Room: Virtual Room1
Duration: 90 minutes
Chair: Christine Tang
Presenters: Moo Hyuk Lee, Young Kyung Do
Patient outmigration is an important issue of the South Korean health system. Patients living in provincial areas visit tertiary hospitals located in the capital city (Seoul), causing concentration of patients into a few large hospitals in Seoul and aggravating the disparity of healthcare quality between capital and provincial areas. We aim to develop a quantitative model using system dynamics in order to thoroughly understand the nonlinear dynamic mechanism driving outmigration. We present a causal loop of which the three main components include quality factors, trust (responsiveness), and healthcare providers’ preferences. Decrease in quality of the regional health system induces the increase in outmigration, which then results in quality deterioration through the other two components, thus forming a vicious cycle.
Presenter: Rakhshinda Bano
The rise of informal water supply systems has transformed urban water supply systems in developing countries into complex adaptive systems.
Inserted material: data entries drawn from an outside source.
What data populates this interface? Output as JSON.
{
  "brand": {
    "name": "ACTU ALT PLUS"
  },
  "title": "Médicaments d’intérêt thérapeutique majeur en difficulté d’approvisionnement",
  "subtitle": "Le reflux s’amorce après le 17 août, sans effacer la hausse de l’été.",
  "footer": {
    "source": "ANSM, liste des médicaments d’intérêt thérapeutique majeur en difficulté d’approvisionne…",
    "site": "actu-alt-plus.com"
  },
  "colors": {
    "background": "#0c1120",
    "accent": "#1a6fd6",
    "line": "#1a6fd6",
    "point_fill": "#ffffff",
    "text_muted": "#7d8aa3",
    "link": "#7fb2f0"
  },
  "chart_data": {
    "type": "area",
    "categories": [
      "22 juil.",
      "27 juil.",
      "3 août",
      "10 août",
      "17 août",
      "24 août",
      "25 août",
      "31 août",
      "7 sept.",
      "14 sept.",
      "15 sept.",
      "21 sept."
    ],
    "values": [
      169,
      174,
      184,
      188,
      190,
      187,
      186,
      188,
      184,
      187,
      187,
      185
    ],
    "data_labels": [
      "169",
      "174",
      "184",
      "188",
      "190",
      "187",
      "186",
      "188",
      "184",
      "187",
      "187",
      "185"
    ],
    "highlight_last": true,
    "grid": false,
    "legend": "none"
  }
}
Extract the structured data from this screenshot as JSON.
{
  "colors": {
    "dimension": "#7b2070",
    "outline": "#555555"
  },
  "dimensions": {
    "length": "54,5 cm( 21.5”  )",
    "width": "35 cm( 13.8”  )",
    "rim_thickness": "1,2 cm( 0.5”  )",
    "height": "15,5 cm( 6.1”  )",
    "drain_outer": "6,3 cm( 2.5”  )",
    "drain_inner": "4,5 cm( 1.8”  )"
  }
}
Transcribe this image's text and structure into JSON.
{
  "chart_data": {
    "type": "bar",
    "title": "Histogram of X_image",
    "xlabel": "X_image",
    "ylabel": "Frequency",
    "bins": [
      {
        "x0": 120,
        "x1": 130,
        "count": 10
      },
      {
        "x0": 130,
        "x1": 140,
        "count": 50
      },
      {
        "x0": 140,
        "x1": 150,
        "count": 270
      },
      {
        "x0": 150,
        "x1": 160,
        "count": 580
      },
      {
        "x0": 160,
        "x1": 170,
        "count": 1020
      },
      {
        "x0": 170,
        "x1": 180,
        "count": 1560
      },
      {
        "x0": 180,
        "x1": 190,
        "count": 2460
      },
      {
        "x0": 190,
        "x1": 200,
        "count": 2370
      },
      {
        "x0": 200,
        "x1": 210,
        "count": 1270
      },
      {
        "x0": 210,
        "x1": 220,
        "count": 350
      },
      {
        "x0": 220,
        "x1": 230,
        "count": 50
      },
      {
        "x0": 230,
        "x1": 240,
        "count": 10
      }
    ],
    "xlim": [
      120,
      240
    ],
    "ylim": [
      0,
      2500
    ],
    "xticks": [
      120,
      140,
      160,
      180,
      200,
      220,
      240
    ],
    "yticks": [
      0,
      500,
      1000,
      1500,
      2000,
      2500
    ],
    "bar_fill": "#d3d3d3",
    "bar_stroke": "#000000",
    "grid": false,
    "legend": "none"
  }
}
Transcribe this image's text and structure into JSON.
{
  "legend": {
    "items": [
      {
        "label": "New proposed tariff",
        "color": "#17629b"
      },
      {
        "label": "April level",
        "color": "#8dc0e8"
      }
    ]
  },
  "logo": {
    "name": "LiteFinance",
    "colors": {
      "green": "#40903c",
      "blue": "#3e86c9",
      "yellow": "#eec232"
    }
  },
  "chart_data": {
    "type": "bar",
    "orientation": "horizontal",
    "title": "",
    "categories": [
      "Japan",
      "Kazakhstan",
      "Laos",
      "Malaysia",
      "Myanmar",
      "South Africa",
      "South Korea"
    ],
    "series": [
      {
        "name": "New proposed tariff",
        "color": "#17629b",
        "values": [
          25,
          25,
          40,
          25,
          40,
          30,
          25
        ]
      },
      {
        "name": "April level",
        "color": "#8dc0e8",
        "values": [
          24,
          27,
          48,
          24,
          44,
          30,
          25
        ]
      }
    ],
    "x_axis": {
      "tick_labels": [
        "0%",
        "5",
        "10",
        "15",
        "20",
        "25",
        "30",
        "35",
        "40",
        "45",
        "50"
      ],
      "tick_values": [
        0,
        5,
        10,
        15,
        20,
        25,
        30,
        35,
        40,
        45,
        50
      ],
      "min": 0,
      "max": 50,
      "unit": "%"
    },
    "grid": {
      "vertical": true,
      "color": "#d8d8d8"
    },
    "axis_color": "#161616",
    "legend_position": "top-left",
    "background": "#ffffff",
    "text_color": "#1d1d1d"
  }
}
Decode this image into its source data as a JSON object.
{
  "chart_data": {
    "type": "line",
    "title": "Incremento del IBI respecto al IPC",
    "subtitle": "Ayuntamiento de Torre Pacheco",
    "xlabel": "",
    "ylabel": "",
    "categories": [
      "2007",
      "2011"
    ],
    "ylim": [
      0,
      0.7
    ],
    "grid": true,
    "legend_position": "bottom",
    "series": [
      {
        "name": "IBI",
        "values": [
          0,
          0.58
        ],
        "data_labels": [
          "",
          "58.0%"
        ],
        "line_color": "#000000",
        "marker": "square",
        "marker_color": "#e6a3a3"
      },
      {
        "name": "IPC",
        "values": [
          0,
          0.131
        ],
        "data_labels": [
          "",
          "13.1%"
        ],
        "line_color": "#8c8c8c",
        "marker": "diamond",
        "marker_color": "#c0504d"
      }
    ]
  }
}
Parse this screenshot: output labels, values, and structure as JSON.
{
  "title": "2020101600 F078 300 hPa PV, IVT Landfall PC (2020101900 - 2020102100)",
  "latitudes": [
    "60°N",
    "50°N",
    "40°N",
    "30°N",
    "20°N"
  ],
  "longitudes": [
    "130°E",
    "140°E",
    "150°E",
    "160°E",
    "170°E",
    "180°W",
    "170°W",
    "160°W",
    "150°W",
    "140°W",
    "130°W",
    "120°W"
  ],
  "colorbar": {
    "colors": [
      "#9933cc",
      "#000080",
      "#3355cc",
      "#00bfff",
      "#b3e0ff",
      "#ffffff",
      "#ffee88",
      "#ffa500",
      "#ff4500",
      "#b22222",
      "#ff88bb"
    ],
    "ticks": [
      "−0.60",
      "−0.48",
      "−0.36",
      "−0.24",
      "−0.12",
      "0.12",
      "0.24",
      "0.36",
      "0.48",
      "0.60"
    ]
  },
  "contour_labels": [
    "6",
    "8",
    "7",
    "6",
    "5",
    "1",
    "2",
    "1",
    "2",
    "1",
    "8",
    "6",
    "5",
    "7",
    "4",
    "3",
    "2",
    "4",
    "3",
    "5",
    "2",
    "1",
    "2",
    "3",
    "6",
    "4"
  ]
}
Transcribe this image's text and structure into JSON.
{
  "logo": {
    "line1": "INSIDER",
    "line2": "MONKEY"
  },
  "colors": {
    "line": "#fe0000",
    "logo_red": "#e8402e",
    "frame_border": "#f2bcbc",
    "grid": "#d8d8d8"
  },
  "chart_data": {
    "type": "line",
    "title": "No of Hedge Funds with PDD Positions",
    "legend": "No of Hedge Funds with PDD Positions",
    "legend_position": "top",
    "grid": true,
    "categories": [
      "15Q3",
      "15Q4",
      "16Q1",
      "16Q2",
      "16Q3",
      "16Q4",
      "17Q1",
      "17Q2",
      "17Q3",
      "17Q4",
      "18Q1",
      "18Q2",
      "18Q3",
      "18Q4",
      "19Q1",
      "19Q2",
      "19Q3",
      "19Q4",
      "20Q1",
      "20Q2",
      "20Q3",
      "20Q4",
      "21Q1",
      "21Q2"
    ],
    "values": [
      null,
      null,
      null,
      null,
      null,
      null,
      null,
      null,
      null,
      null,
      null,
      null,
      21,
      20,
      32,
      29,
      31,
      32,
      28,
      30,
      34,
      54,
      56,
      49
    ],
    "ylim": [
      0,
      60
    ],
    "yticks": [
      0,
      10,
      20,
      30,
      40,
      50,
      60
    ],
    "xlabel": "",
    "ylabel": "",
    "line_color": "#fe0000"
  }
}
Due to their financial limitations, formal water service providers have given way to informal water suppliers, which leads to feedback loops that worsen the sustainability problems of the formal supply system in the long run. These interactions are evaluated under the uncertainties of climate change and human behavior in the future. Understanding of informal water supply systems’ role in determining the sustainability of urban water supply systems in the future can be helpful in guiding policy.
Presenter: Osada Peiris
Floods are considered a significant threat to the resilience of urban systems due to their intensity, frequency, and vulnerability driven by complex internal and external factors. Urban resilience is measured as the ability of cities to maintain their critical functions in the face of external shocks and stresses. This study considered cities as complex, adaptive, and emergent urban systems with evolving interactions among their sub-systems to stay in a dynamic equilibrium. Using Colombo, Sri Lanka, as the case study, this proposal uses interactions among physical features, natural elements, and human behavior at multiple spatial and temporal scales before, during, and after hazardous events. The system dynamics approach provides an alternative perspective for urban problems deviated from conventional open-ended, mitigation-oriented views to non-linear, interdependent, and adaptation directions. This enables planning decisions to holistically target the root cause of existing issues using resilience as the ultimate goal of a sustainable urban future.